Kenya opposition slams poll 'charade', rejects plan to announce results
Kenya's opposition coalition refused to take part in the announcement of election results on Friday night, decrying the process as a "charade" after claims of massive rigging in favour of incumbent Uhuru Kenyatta.
Kenyatta looked set to handily beat his rival Raila Odinga and win re-election by some 10 percentage points after a vote Tuesday which gripped the country with anxiety as the opposition alleged the electronic vote counting system was hacked and results manipulated.
The National Super Alliance (NASA) -- which believes Odinga is the rightful winner -- had earlier asked the election commission (IEBC) to hold off on announcing results until their concerns could be addressed.
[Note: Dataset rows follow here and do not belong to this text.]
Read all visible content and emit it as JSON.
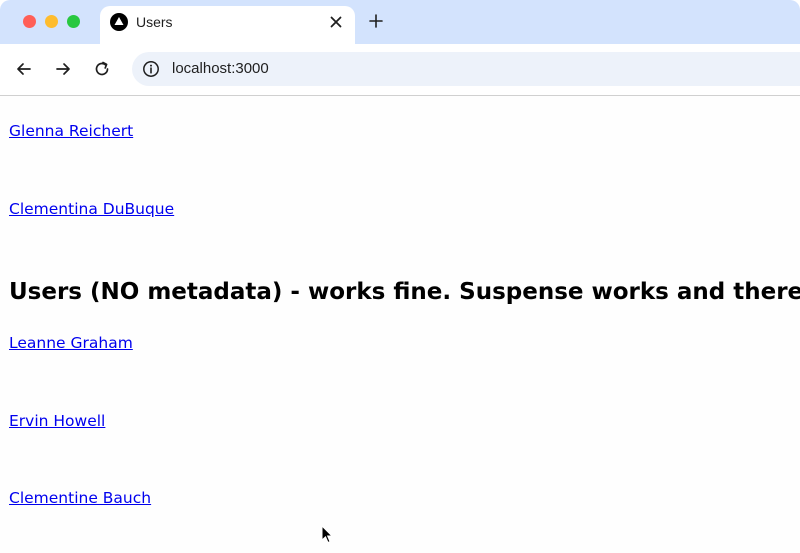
{
  "browser": {
    "tab": {
      "title": "Users",
      "favicon": "triangle-logo-icon"
    },
    "address_bar": {
      "url": "localhost:3000"
    }
  },
  "page": {
    "users_top": [
      {
        "name": "Glenna Reichert"
      },
      {
        "name": "Clementina DuBuque"
      }
    ],
    "heading": "Users (NO metadata) - works fine. Suspense works and there is load",
    "users_bottom": [
      {
        "name": "Leanne Graham"
      },
      {
        "name": "Ervin Howell"
      },
      {
        "name": "Clementine Bauch"
      }
    ]
  },
  "colors": {
    "tabstrip": "#d3e3fd",
    "omnibox": "#edf2fa",
    "link": "#0000ee"
  }
}
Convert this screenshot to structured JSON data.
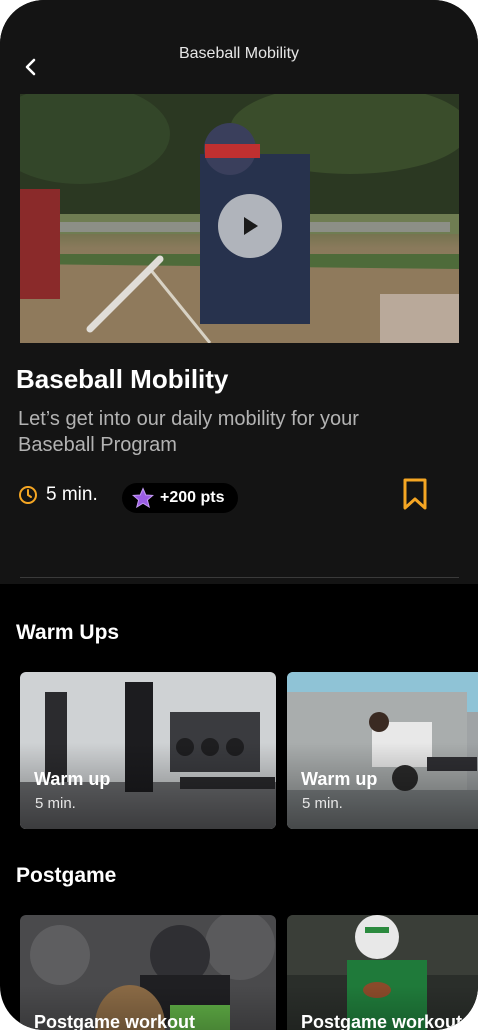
{
  "header": {
    "title": "Baseball Mobility"
  },
  "program": {
    "title": "Baseball Mobility",
    "description": "Let’s get into our daily mobility for your Baseball Program",
    "duration": "5 min.",
    "points": "+200 pts"
  },
  "sections": [
    {
      "title": "Warm Ups",
      "cards": [
        {
          "label": "Warm up",
          "duration": "5 min."
        },
        {
          "label": "Warm up",
          "duration": "5 min."
        }
      ]
    },
    {
      "title": "Postgame",
      "cards": [
        {
          "label": "Postgame workout"
        },
        {
          "label": "Postgame workout"
        }
      ]
    }
  ],
  "colors": {
    "accent": "#f5a623",
    "points_star": "#9b5de5",
    "background": "#000000",
    "panel": "#141414"
  },
  "icons": {
    "back": "chevron-left-icon",
    "play": "play-icon",
    "clock": "clock-icon",
    "star": "star-icon",
    "bookmark": "bookmark-icon"
  }
}
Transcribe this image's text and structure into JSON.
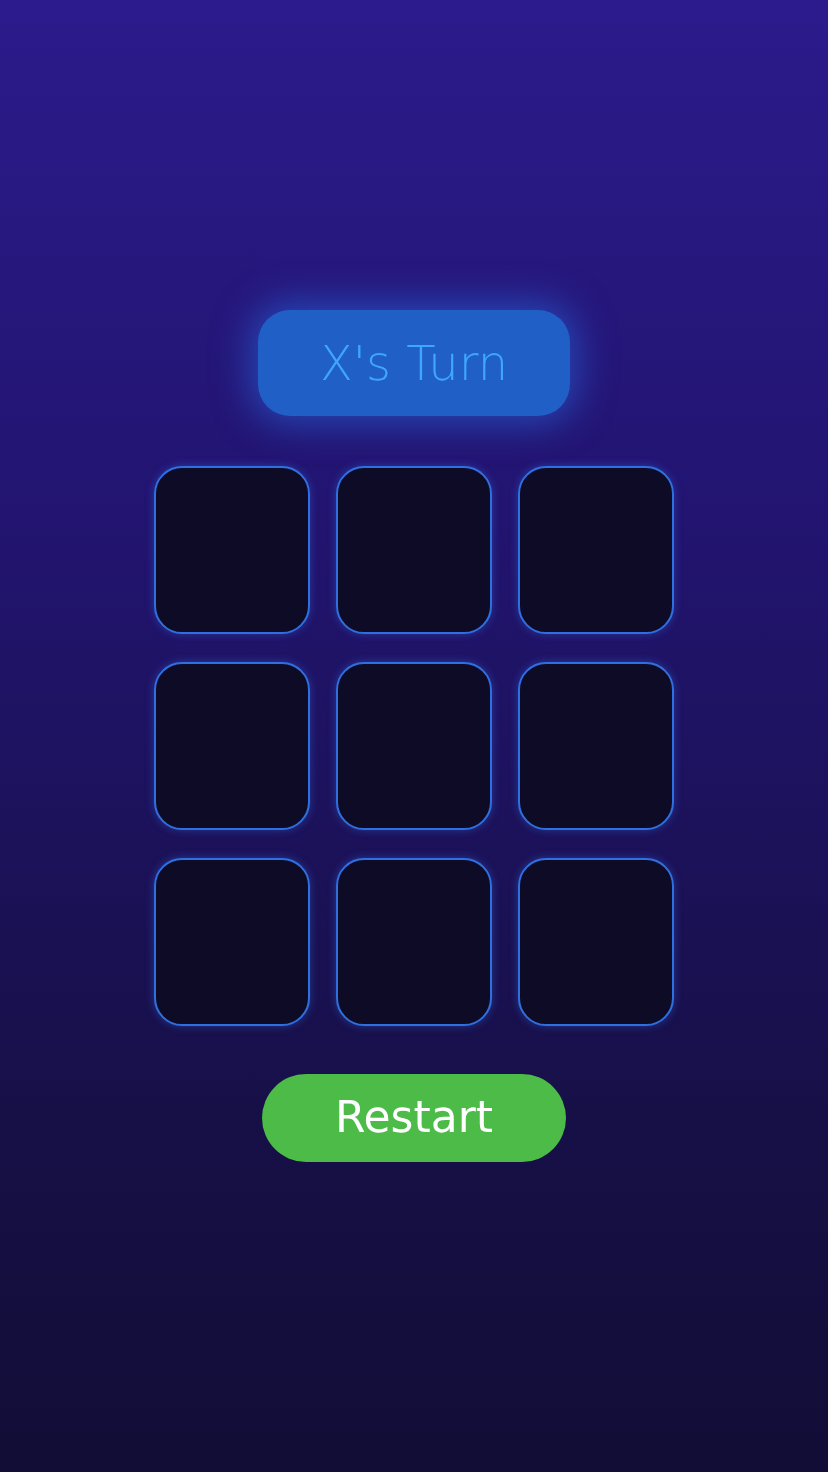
{
  "status": {
    "label": "X's Turn"
  },
  "board": {
    "cells": [
      {
        "kind": "empty"
      },
      {
        "kind": "empty"
      },
      {
        "kind": "empty"
      },
      {
        "kind": "empty"
      },
      {
        "kind": "empty"
      },
      {
        "kind": "empty"
      },
      {
        "kind": "empty"
      },
      {
        "kind": "empty"
      },
      {
        "kind": "empty"
      }
    ]
  },
  "restart_button": {
    "label": "Restart"
  }
}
However as the IEBC prepared to make its declaration top NASA leader Musalia Mudavadi said: "We are not going to be party to it, out issues have not been addressed."
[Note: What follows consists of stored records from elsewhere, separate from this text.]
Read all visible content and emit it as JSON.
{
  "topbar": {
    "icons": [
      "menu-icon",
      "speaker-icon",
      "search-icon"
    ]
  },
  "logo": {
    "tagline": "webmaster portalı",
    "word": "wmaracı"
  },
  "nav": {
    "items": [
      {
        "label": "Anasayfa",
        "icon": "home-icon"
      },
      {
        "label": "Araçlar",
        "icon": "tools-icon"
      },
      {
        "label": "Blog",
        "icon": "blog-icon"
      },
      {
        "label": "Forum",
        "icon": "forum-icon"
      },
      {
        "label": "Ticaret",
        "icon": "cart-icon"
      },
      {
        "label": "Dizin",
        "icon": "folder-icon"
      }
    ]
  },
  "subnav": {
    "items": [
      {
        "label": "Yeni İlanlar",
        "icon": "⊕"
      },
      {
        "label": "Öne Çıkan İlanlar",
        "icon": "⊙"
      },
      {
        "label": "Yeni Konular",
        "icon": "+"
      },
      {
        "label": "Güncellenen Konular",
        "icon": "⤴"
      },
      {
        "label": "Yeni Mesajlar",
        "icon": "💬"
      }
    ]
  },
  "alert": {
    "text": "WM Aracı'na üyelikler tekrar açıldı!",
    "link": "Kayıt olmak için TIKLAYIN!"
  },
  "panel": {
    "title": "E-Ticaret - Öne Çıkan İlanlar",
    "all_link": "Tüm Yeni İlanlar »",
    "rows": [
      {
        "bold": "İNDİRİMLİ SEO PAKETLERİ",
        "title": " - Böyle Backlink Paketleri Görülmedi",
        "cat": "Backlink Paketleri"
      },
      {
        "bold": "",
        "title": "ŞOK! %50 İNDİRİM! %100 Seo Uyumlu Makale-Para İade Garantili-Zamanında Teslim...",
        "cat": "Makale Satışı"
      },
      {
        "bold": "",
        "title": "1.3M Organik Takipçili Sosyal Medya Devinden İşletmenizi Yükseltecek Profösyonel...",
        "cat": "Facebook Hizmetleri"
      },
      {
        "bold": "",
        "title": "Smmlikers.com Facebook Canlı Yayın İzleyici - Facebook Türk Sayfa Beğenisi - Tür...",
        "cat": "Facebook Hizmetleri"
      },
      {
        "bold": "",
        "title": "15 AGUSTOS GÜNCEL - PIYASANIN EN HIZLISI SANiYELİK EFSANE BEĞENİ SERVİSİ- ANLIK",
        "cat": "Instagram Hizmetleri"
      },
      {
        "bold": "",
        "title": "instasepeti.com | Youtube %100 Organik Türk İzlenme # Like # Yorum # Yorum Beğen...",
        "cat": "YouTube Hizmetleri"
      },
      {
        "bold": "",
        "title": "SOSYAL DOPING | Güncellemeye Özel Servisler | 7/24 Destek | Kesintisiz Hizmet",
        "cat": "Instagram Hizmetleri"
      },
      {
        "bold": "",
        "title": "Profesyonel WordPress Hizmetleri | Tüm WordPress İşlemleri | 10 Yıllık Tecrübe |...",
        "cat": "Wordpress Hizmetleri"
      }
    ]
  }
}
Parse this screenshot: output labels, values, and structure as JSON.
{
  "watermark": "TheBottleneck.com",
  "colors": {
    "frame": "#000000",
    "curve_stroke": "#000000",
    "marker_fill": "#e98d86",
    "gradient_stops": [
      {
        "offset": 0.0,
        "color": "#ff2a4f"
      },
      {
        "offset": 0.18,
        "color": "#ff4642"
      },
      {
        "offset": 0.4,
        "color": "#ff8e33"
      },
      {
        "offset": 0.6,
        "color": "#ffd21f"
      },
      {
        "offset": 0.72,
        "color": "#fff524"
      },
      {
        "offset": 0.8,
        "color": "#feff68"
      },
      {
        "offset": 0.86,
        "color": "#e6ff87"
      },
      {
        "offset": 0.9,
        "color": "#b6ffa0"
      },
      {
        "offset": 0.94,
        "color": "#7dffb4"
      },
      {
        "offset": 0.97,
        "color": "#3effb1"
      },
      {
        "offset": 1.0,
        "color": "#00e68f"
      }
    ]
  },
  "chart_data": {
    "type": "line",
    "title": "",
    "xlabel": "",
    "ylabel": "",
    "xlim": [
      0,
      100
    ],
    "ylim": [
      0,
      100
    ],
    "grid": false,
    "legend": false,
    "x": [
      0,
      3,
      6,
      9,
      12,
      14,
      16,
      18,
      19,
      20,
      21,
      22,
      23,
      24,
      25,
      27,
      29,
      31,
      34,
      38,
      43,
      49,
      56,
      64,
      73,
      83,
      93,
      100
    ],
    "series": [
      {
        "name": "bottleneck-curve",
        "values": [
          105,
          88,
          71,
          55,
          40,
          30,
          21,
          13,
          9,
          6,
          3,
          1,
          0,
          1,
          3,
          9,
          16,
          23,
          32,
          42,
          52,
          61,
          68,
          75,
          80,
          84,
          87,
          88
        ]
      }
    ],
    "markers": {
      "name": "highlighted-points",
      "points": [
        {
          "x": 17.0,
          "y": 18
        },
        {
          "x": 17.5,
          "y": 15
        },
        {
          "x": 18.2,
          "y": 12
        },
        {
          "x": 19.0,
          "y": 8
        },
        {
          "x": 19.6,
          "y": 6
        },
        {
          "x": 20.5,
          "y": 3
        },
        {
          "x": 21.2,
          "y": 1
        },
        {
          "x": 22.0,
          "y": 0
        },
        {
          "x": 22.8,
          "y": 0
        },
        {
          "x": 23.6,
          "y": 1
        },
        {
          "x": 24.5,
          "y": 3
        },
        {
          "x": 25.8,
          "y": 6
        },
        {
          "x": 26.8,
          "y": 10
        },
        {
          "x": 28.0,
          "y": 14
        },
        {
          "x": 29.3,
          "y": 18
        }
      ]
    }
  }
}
"We have raised some very serious concerns, they have not responded to them. The chairman told us ... they will respond to us after the event," said Mudavadi.
Another top NASA official James Orengo denounced the counting process as "an entire charade".
"This is a disaster," he added.
Orengo also rejected calls from foreign observers to turn to the courts with their grievances.
In 2013 Odinga took his grievances to court. However in 2007 a poll many observers agreed was riddled with irregularities sparked two months of ethno-political violence that left 1,100 dead and 600,000 displaced.
"Going to court for us is not an alternative. We have been there before. It's not an alternative," said Orengo.
"Everytime an election has been stolen, the Kenyan people have stood up to make sure that changes are made to make Kenya a better place."
- Demand to see servers -
NASA has claimed both that the results were manipulated by a massive hacking attack, and that it is in possession of results being concealed on IEBC servers that show Odinga to be the righful winner.
According to the IEBC website -- whose results are being cross-checked against tallying forms from 40,883 polling stations, Kenyatta has 54 percent of the vote to Odinga's 44 percent.
While the IEBC seemed ready to announce results in a few hours, Mudavadi complained that 11,000 tallying forms had yet to be provided to verify the electronic results and said "there is still quite a lot of work to be done."
The opposition coalition also said it had picked up anomalies between the forms it had seen and the electronic results, with votes added to Kenyatta's tally and subtracted from Odinga's, while some results seemed to come from polling stations which did not exist.
The IEBC said earlier this week that a hacking attempt had been made but its system had not been compromised.
On Thursday NASA demanded that Odinga be declared president, however, it appeared to soften its tone Friday after a flood of statements from the international community calling for restraint as votes are counted.
Orengo said the alliance had asked the IEBC for access to their servers, which they claim contain the "actual" results showing Odinga to be the winner.
"We are prepared to accept the results of what is contained in those servers," said Orengo.
- 'I don't control the people' -
Opposition strongholds were calm Friday, after pockets of protests in the western city of Kisumu and Nairobi slums, where police shot two protesters dead on Wednesday.
US Ambassador Bob Godec earlier joined foreign observers in urging parties to give the IEBC space to finish its job and use legal means to deal with their grievances.
"Violence must never be an option. No Kenyan should die because of an election. Kenya's future is more important than any election. Leaders above all need to make that clear," Godec said.
Six people have died in election-related violence, including the two protesters in Nairobi.
The death toll from an attack on a tallying centre in the southeast of the country on Wednesday has risen to four, a senior police officer said. referring to the two knifemen, an IEBC clerk who succumbed to stab injuries and a civilian who was hit by a stray bullet.
Foreign observers praised a peaceful, credible voting process, but the mood quickly turned sour when Odinga rejected the results after only a few hours of counting.
Opposition protesters have set tyres on fire and barricaded roads in isolated incidents as tension ratcheted up ahead of the results.
"We do not want to see any violence in Kenya. We know the consequences of what happened in 2008 and we don't want to see a repeat of that," Odinga said, referring to fallout from the 2007 poll.
But he repeated his assertion that "I don't control anybody. People want to see justice.”